Лагерные этюды. Повести, рассказы - Маржохов Тенгиз 2 стр.


Пузя сидел за убийство. Но об этом позже. Сразу замечу, что вел он себя корректно, старался не сориться ни с мужиками, ни с блатными. Ментовские команды выполнять не спешил, но и спорить не решался. Обходы и всевозможные проверки избегал, а если и попадался на глаза начальства, то проглатывал язык, принимал задумчивый вид и притворялся деревом.

Однако такая покладистость проявлялась в нем не всегда. Когда дело касалось пищеблока, Пузя становился вероломным, как медведь. Он уходил в столовую один из первых, а возвращался последним, даже после заготовщиков. Блатные в столовую не ходили, и там Пузя чувствовал себя как рыба в воде. У раздаточного окна он был понастойчивей, с заготовщиками понаглее. Мог так заглянуть в рот, что пропадал аппетит у соседа. Не брезговал подбирать остатки. Короче говоря, подчищал все, что только можно. В один из таких дней, когда его не пропустили в отряд с «девяткой» (девятилитровой кастрюлей) каши, он разорался на всю зону, грозя подняться на вышку и повыкидывать козлов вниз головой. Контролеры, терпеливо подпихивая, проводили его в локалку, где он долго еще гарцевал у решетки и кричал на вышку всякие гадости.

Как-то раз Пузя подошел в столовой к саратовскому мужику.

– Почему ты отдаешь свою кашу заготовщику, а не мне?
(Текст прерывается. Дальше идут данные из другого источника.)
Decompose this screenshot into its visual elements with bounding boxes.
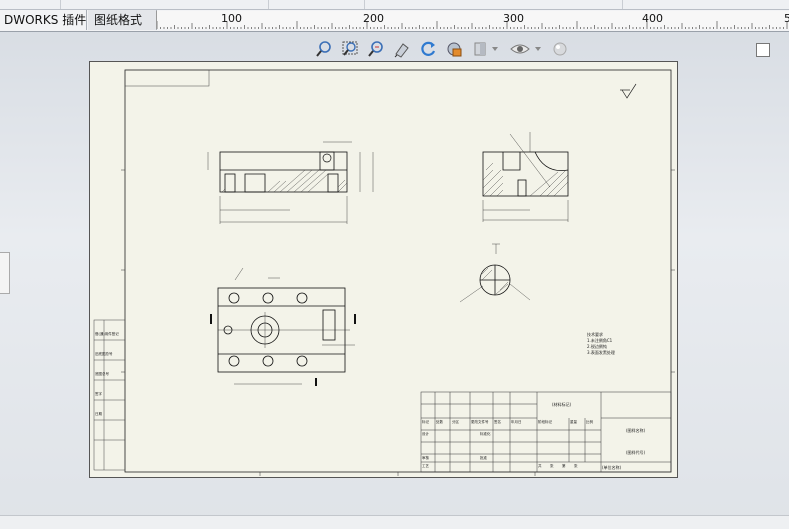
tb-label: 签名: [494, 420, 501, 424]
title-block-material: (材料标记): [552, 402, 572, 407]
chevron-down-icon[interactable]: [533, 39, 543, 59]
left-strip-label: 日期: [95, 412, 102, 416]
ruler-label: 5: [784, 12, 789, 25]
technical-note: 3.表面发黑处理: [587, 350, 615, 355]
tb-label: 处数: [436, 420, 443, 424]
horizontal-ruler: 100 200 300 400 5: [156, 11, 789, 29]
tb-label: 审核: [422, 456, 429, 460]
rotate-view-icon[interactable]: [392, 39, 412, 59]
title-block-drawing-name: (图样名称): [626, 428, 646, 433]
tb-label: 比例: [586, 420, 593, 424]
zoom-in-out-icon[interactable]: [366, 39, 386, 59]
title-block-company: (单位名称): [602, 465, 622, 470]
left-strip-label: 旧底图总号: [95, 352, 113, 356]
tb-label: 设计: [422, 432, 429, 436]
tb-label: 重量: [570, 420, 577, 424]
ruler-label: 200: [363, 12, 384, 25]
ruler-label: 400: [642, 12, 663, 25]
feature-tree-collapse-handle[interactable]: [0, 252, 10, 294]
tb-label: 标记: [422, 420, 429, 424]
left-strip-labels: 借(通)用件登记 旧底图总号 底图总号 签字 日期: [95, 324, 125, 424]
tb-label: 共: [538, 464, 542, 468]
redraw-icon[interactable]: [418, 39, 438, 59]
tb-label: 批准: [480, 456, 487, 460]
section-view-icon[interactable]: [471, 39, 491, 59]
left-strip-label: 底图总号: [95, 372, 109, 376]
top-toolbar-strip: [0, 0, 789, 10]
left-strip-label: 借(通)用件登记: [95, 332, 119, 336]
drawing-sheet[interactable]: 技术要求 1.未注倒角C1 2.锐边倒钝 3.表面发黑处理 (材料标记) (图样…: [89, 61, 678, 478]
technical-notes: 技术要求 1.未注倒角C1 2.锐边倒钝 3.表面发黑处理: [587, 332, 615, 356]
appearance-icon[interactable]: [550, 39, 570, 59]
tb-label: 更改文件号: [471, 420, 489, 424]
status-bar: [0, 515, 789, 529]
chevron-down-icon[interactable]: [490, 39, 500, 59]
tb-label: 张: [574, 464, 578, 468]
left-strip-label: 签字: [95, 392, 102, 396]
tb-label: 年月日: [511, 420, 522, 424]
title-block-code: (图样代号): [626, 450, 646, 455]
display-style-icon[interactable]: [444, 39, 464, 59]
ruler-ticks: [157, 21, 788, 29]
ruler-label: 300: [503, 12, 524, 25]
tb-label: 分区: [452, 420, 459, 424]
zoom-to-fit-icon[interactable]: [314, 39, 334, 59]
tb-label: 阶段标记: [538, 420, 552, 424]
tab-sheet-format[interactable]: 图纸格式: [88, 10, 157, 30]
tb-label: 张: [550, 464, 554, 468]
task-pane-toggle-icon[interactable]: [756, 43, 770, 57]
zoom-to-area-icon[interactable]: [340, 39, 360, 59]
tb-label: 工艺: [422, 464, 429, 468]
tab-solidworks-addins[interactable]: DWORKS 插件: [0, 10, 87, 30]
drawing-canvas: [93, 69, 675, 476]
ruler-label: 100: [221, 12, 242, 25]
tb-label: 第: [562, 464, 566, 468]
tb-label: 标准化: [480, 432, 491, 436]
hide-show-icon[interactable]: [510, 39, 530, 59]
– А ты считаешь, что у тебя больше прав на мою кашу? – ответил тот.

Пузя смешался, постоял удивленно, как Вини-Пух, и удалился.

– Меня постоянно одолевает чувство голода, – говорил Пузя в минуты откровений. И так оживленно жестикулировал, будто искренне хотел побороть в себе эту слабость.

Он взял за правило подходить ко мне во дворике, если я один, и затевать непринужденную беседу. Если еще кто-то подходил, он замолкал, будто бы только мне доверял свои тайны. Чаще всего беседа была вступлением, прелюдией к просьбе помочь насущным. Пузя не курил, но хороший чай любил. Кофе считал баловством и когда ему предлагали, с улыбкой отворачивался. Иногда он подходил поинтересоваться, между прочим, про кого-то из отряда или лагеря. Он искренне удивился и почесал затылок, когда узнал, что я сижу десятый год.

– Я думал, ты недавно со свободы. По тебе не скажешь, что ты червонец пропер! Я-то знаю – каково это! Первый срок я тринадцать взял, – сказал Пузя.

– За что?

– За убийство.

– Кого убил?

– Да… Там одного, – махнул он рукой.

– Как убил?

– Голыми руками, – посмотрел Пузя на ладони и сжал кулаки.

Казалось, в душе он даже горд за свою дурную силушку. По тем советам, довольно толковым, которые Пузя давал занимающимся, было видно, что раньше он увлекался силовыми видами спорта. Я присмотрелся к его взгляду и заметил, что «зрак сидит» – как говорят наркоманы, будто он постоянно пребывает в бешенстве, будто восприятие мира сдвинулось для него раз и навсегда.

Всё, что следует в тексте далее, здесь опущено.